Divergent? $\lim_{x\rightarrow\infty} A\left(\int_{0}^{\frac{x}{B}} te^{-t}\ dt\right)$

Question

Is the function below: $$ \lim_{x\rightarrow\infty} A\left(\int_{0}^{\frac{x}{B}} te^{-t}\ dt\right) $$ where $A$ and $B$ are both constants, a divergent or convergent one? Intuition when I glance at the limit tells me that it diverges, but every time I look at the graph or try out a few ideas with similar functions in my head, I begin to think that it's convergent depending on the values of $A$ and $B$. Do the values of $A$ and $B$ cause the function to diverge/converge?
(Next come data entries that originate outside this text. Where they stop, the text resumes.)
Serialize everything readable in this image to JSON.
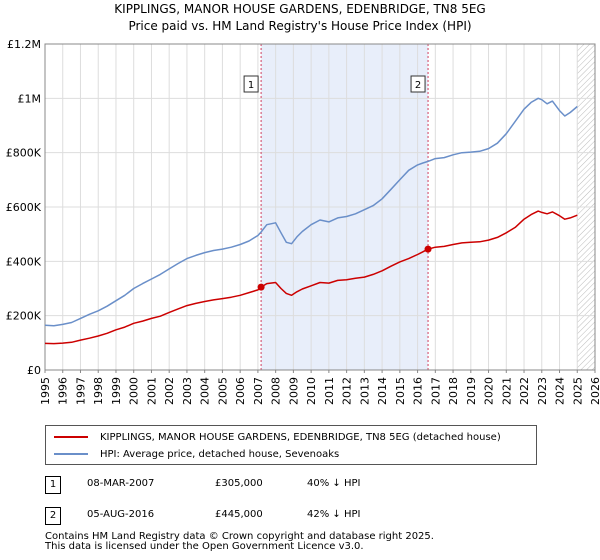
{
  "chart_data": {
    "type": "line",
    "title": "KIPPLINGS, MANOR HOUSE GARDENS, EDENBRIDGE, TN8 5EG",
    "subtitle": "Price paid vs. HM Land Registry's House Price Index (HPI)",
    "xlabel": "",
    "ylabel": "",
    "xlim": [
      1995,
      2026
    ],
    "ylim": [
      0,
      1200000
    ],
    "x_ticks": [
      "1995",
      "1996",
      "1997",
      "1998",
      "1999",
      "2000",
      "2001",
      "2002",
      "2003",
      "2004",
      "2005",
      "2006",
      "2007",
      "2008",
      "2009",
      "2010",
      "2011",
      "2012",
      "2013",
      "2014",
      "2015",
      "2016",
      "2017",
      "2018",
      "2019",
      "2020",
      "2021",
      "2022",
      "2023",
      "2024",
      "2025",
      "2026"
    ],
    "y_ticks": [
      {
        "value": 0,
        "label": "£0"
      },
      {
        "value": 200000,
        "label": "£200K"
      },
      {
        "value": 400000,
        "label": "£400K"
      },
      {
        "value": 600000,
        "label": "£600K"
      },
      {
        "value": 800000,
        "label": "£800K"
      },
      {
        "value": 1000000,
        "label": "£1M"
      },
      {
        "value": 1200000,
        "label": "£1.2M"
      }
    ],
    "grid": true,
    "shaded_span": [
      2007.18,
      2016.59
    ],
    "forecast_start": 2025.0,
    "series": [
      {
        "name": "KIPPLINGS, MANOR HOUSE GARDENS, EDENBRIDGE, TN8 5EG (detached house)",
        "color": "#cc0000",
        "x": [
          1995.0,
          1995.5,
          1996.0,
          1996.5,
          1997.0,
          1997.5,
          1998.0,
          1998.5,
          1999.0,
          1999.5,
          2000.0,
          2000.5,
          2001.0,
          2001.5,
          2002.0,
          2002.5,
          2003.0,
          2003.5,
          2004.0,
          2004.5,
          2005.0,
          2005.5,
          2006.0,
          2006.5,
          2007.0,
          2007.18,
          2007.5,
          2008.0,
          2008.3,
          2008.6,
          2008.9,
          2009.2,
          2009.5,
          2010.0,
          2010.5,
          2011.0,
          2011.5,
          2012.0,
          2012.5,
          2013.0,
          2013.5,
          2014.0,
          2014.5,
          2015.0,
          2015.5,
          2016.0,
          2016.3,
          2016.59,
          2017.0,
          2017.5,
          2018.0,
          2018.5,
          2019.0,
          2019.5,
          2020.0,
          2020.5,
          2021.0,
          2021.5,
          2022.0,
          2022.4,
          2022.8,
          2023.0,
          2023.3,
          2023.6,
          2024.0,
          2024.3,
          2024.6,
          2025.0
        ],
        "y": [
          98000,
          97000,
          99000,
          102000,
          110000,
          117000,
          125000,
          135000,
          148000,
          158000,
          172000,
          180000,
          190000,
          198000,
          212000,
          225000,
          237000,
          245000,
          252000,
          258000,
          263000,
          268000,
          275000,
          285000,
          295000,
          305000,
          318000,
          322000,
          300000,
          282000,
          275000,
          288000,
          298000,
          310000,
          322000,
          320000,
          330000,
          332000,
          338000,
          342000,
          352000,
          365000,
          382000,
          398000,
          410000,
          425000,
          435000,
          445000,
          452000,
          455000,
          462000,
          468000,
          470000,
          472000,
          478000,
          488000,
          505000,
          525000,
          555000,
          572000,
          585000,
          580000,
          575000,
          582000,
          568000,
          555000,
          560000,
          570000
        ]
      },
      {
        "name": "HPI: Average price, detached house, Sevenoaks",
        "color": "#6a8fc9",
        "x": [
          1995.0,
          1995.5,
          1996.0,
          1996.5,
          1997.0,
          1997.5,
          1998.0,
          1998.5,
          1999.0,
          1999.5,
          2000.0,
          2000.5,
          2001.0,
          2001.5,
          2002.0,
          2002.5,
          2003.0,
          2003.5,
          2004.0,
          2004.5,
          2005.0,
          2005.5,
          2006.0,
          2006.5,
          2007.0,
          2007.18,
          2007.5,
          2008.0,
          2008.3,
          2008.6,
          2008.9,
          2009.2,
          2009.5,
          2010.0,
          2010.5,
          2011.0,
          2011.5,
          2012.0,
          2012.5,
          2013.0,
          2013.5,
          2014.0,
          2014.5,
          2015.0,
          2015.5,
          2016.0,
          2016.3,
          2016.59,
          2017.0,
          2017.5,
          2018.0,
          2018.5,
          2019.0,
          2019.5,
          2020.0,
          2020.5,
          2021.0,
          2021.5,
          2022.0,
          2022.4,
          2022.8,
          2023.0,
          2023.3,
          2023.6,
          2024.0,
          2024.3,
          2024.6,
          2025.0
        ],
        "y": [
          165000,
          163000,
          168000,
          175000,
          190000,
          205000,
          218000,
          235000,
          255000,
          275000,
          300000,
          318000,
          335000,
          352000,
          372000,
          392000,
          410000,
          422000,
          432000,
          440000,
          445000,
          452000,
          462000,
          475000,
          495000,
          508000,
          535000,
          542000,
          505000,
          470000,
          465000,
          490000,
          510000,
          535000,
          552000,
          545000,
          560000,
          565000,
          575000,
          590000,
          605000,
          630000,
          665000,
          700000,
          735000,
          755000,
          762000,
          768000,
          778000,
          782000,
          792000,
          800000,
          802000,
          805000,
          815000,
          835000,
          870000,
          915000,
          960000,
          985000,
          1000000,
          995000,
          980000,
          990000,
          955000,
          935000,
          948000,
          970000
        ]
      }
    ],
    "sales": [
      {
        "label": "1",
        "x": 2007.18,
        "y": 305000
      },
      {
        "label": "2",
        "x": 2016.59,
        "y": 445000
      }
    ]
  },
  "legend": {
    "items": [
      {
        "label": "KIPPLINGS, MANOR HOUSE GARDENS, EDENBRIDGE, TN8 5EG (detached house)",
        "color": "#cc0000"
      },
      {
        "label": "HPI: Average price, detached house, Sevenoaks",
        "color": "#6a8fc9"
      }
    ]
  },
  "transactions": [
    {
      "num": "1",
      "date": "08-MAR-2007",
      "price": "£305,000",
      "hpi": "40% ↓ HPI"
    },
    {
      "num": "2",
      "date": "05-AUG-2016",
      "price": "£445,000",
      "hpi": "42% ↓ HPI"
    }
  ],
  "footer": {
    "line1": "Contains HM Land Registry data © Crown copyright and database right 2025.",
    "line2": "This data is licensed under the Open Government Licence v3.0."
  }
}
Thanks in advance!

Answer 1

We can use integration by parts to get $$\int_0^{x/B} t e^{-t}\, dt = \left[ -t e^{-t}\right]_0^{x/B} - \int_0^{x/B} (-e^{-t})\, dt = \frac{-x}{B} e^{-x/B} - \left[ e^{-t}\right]_0^{x/B} = \frac{-x}{B} e^{-x/B} - e^{-x/B} + 1$$

Assuming that $B > 0$, the limit of this function as $x\to \infty$ is $1$. Thus your original integral converges to the value $A$.